One Woman’s Adventures On Cebu
“Most of the expats who live on Cebu, in the Philippines, are men, and many of them are retired military receiving military pensions and Social Security,” writes Philippines Correspondent Victoria Clair.
“I am not in this category. I am a retired American woman who simply finds it advantageous to live in this part of the world.
“Life in Manila would be very different–and much more expensive–than life on one of the other Philippine islands, including on the little island where I’m living.
“Cebu is a popular choice among expats. It doesn’t have all the amenities and services of Manila, but it is a reasonably comfortable place to be, with much of what an expat might hope to find in a new home away from home. It is also an inexpensive one-hour flight and (if you’re not in a hurry) a delightful 24-hour ferry ride from Manila. Cost for either is less than US$100 round-trip.

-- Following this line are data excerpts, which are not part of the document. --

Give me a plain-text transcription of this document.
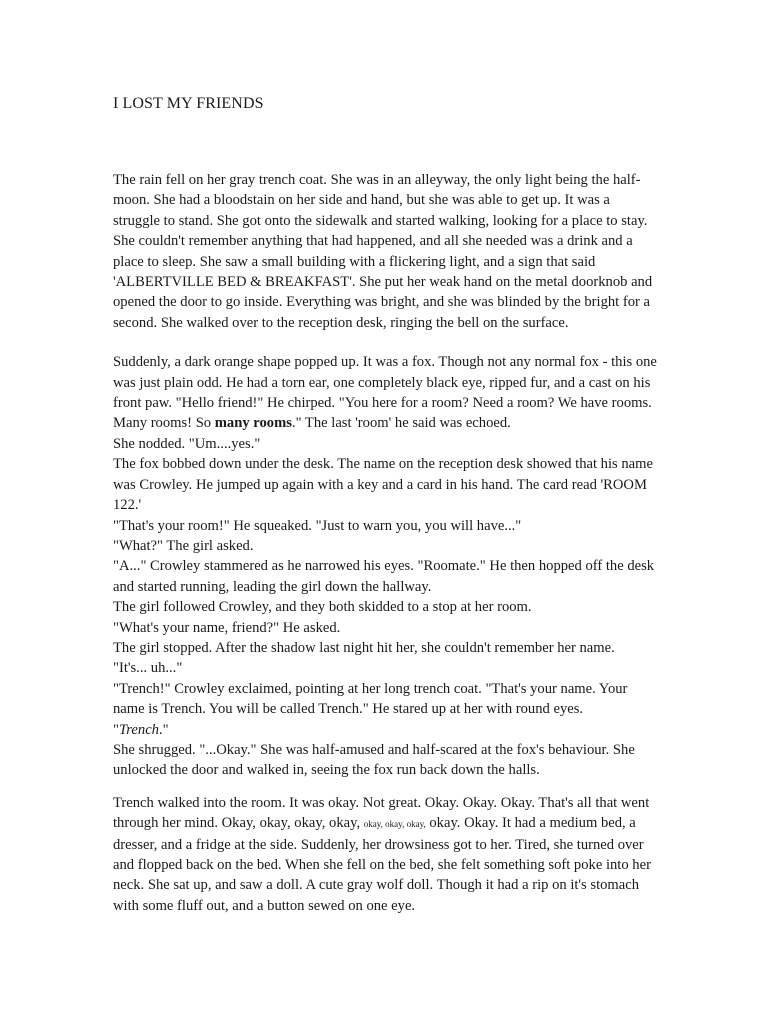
I LOST MY FRIENDS

The rain fell on her gray trench coat. She was in an alleyway, the only light being the half-moon. She had a bloodstain on her side and hand, but she was able to get up. It was a struggle to stand. She got onto the sidewalk and started walking, looking for a place to stay. She couldn't remember anything that had happened, and all she needed was a drink and a place to sleep. She saw a small building with a flickering light, and a sign that said 'ALBERTVILLE BED & BREAKFAST'. She put her weak hand on the metal doorknob and opened the door to go inside. Everything was bright, and she was blinded by the bright for a second. She walked over to the reception desk, ringing the bell on the surface.

Suddenly, a dark orange shape popped up. It was a fox. Though not any normal fox - this one was just plain odd. He had a torn ear, one completely black eye, ripped fur, and a cast on his front paw. "Hello friend!" He chirped. "You here for a room? Need a room? We have rooms. Many rooms! So many rooms." The last 'room' he said was echoed.

She nodded. "Um....yes."

The fox bobbed down under the desk. The name on the reception desk showed that his name was Crowley. He jumped up again with a key and a card in his hand. The card read 'ROOM 122.'

"That's your room!" He squeaked. "Just to warn you, you will have..."

"What?" The girl asked.

"A..." Crowley stammered as he narrowed his eyes. "Roomate." He then hopped off the desk and started running, leading the girl down the hallway.

The girl followed Crowley, and they both skidded to a stop at her room.

"What's your name, friend?" He asked.

The girl stopped. After the shadow last night hit her, she couldn't remember her name.

"It's... uh..."

"Trench!" Crowley exclaimed, pointing at her long trench coat. "That's your name. Your name is Trench. You will be called Trench." He stared up at her with round eyes.

"Trench."

She shrugged. "...Okay." She was half-amused and half-scared at the fox's behaviour. She unlocked the door and walked in, seeing the fox run back down the halls.

Trench walked into the room. It was okay. Not great. Okay. Okay. Okay. That's all that went through her mind. Okay, okay, okay, okay, okay, okay, okay, okay. Okay. It had a medium bed, a dresser, and a fridge at the side. Suddenly, her drowsiness got to her. Tired, she turned over and flopped back on the bed. When she fell on the bed, she felt something soft poke into her neck. She sat up, and saw a doll. A cute gray wolf doll. Though it had a rip on it's stomach with some fluff out, and a button sewed on one eye.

“Cebu offers the city life in and close to town, as well as small-town living in the many villages north and south of the main city. You also have good options for living in the mountains or by the sea.
“The Philippines is an Asian country. However, I see more Spanish influence in this country than Asian. Local food choices have heavy Spanish influences and use spices not typical of Asian fare. Also, because of the many years of Spanish occupation, the Philippines is more than 90% Roman Catholic…though it’s a Roman Catholicism influenced by old Filipino folk beliefs and practices, particularly in the provinces.
“You could live comfortably on Cebu for about US$1,000 a month, in fact for less than that if you are willing to live away from the city. Fresh tropical fruits and vegetables are very inexpensive, as is fish and meat. It is very easy to eat healthfully here without spending a lot of money. If you insist on feeding your Western appetites, your grocery bill is going to increase, considerably.
“I live on a small island near Cebu. I can get to Cebu either by crossing a bridge or by taking a 20-minute ferry. When I lived on Cebu, in Cebu City, I paid about US$450 for a three-bedroom, two-bathroom local Filipino-style apartment. That’s typical. Newer condos are becoming available in buildings with more amenities; these rent for upward of US$600 a month.
“On the island where I’m now living, typical rent is about US$300 a month. One more 15-minute ferry ride over from where I live, you can rent for as little as US$100 a month.
“Because I enjoy a quiet life in a remote area, I will be moving to Olango Island in October. My rent will be just under US$100 a month. The house where I will be living is right on a lovely beach. I’m looking forward to being able to swim every day if I like. Yes, it will be a chore to go into Cebu to shop. But I plan to do that once a month and to make a two-day affair of it, running all of my errands and meeting with friends for meals. The rest of the month, I will content myself with unpretentious small island life, swimming, walking my puppy, visiting the bird sanctuary, and touring around on my motorcycle.
“The Philippines is an excellent choice for a retiree on a very modest income. Part of the reason I live here is that I could never afford to live on the beach or to enjoy this standard of living in the States. I have a helper who does my laundry by hand, cleans for me, and runs errands. The cost is about US$40 a month! She is not live-in because I value my privacy too much. But many expats and Filipinos do have live-in helpers.
“Another plus, for me, as I prefer to work with alternative health care practitioners, is that my primary care physician here is a medical doctor who chooses to use more natural ways of working with patients. I go to him once a month for acupuncture. It works better than the Western meds I had been taking for years.
“Local transportation is quite inexpensive. I take jeepneys to get around the city and from one town to another. The most I’ve ever paid for a jeepney ride was about 26 cents. Most are less than 20 cents.
“Within the smaller towns you can engage a ride in a side-car on a motorcycle or a bicycle. These usually cost less than 15 cents. Taxis are more expensive but, by Western standards, still cheap. You can get from one place in Cebu to another for less than US$5. Most trips cost about US$3.
“Life in the Philippines, as in any foreign country, will require you to make choices. As I’ve come to think of it, every country has 10 windows, and each resident there is provided with 8 shades.
“It’s up to you to decide which eight windows you think are most important to cover.”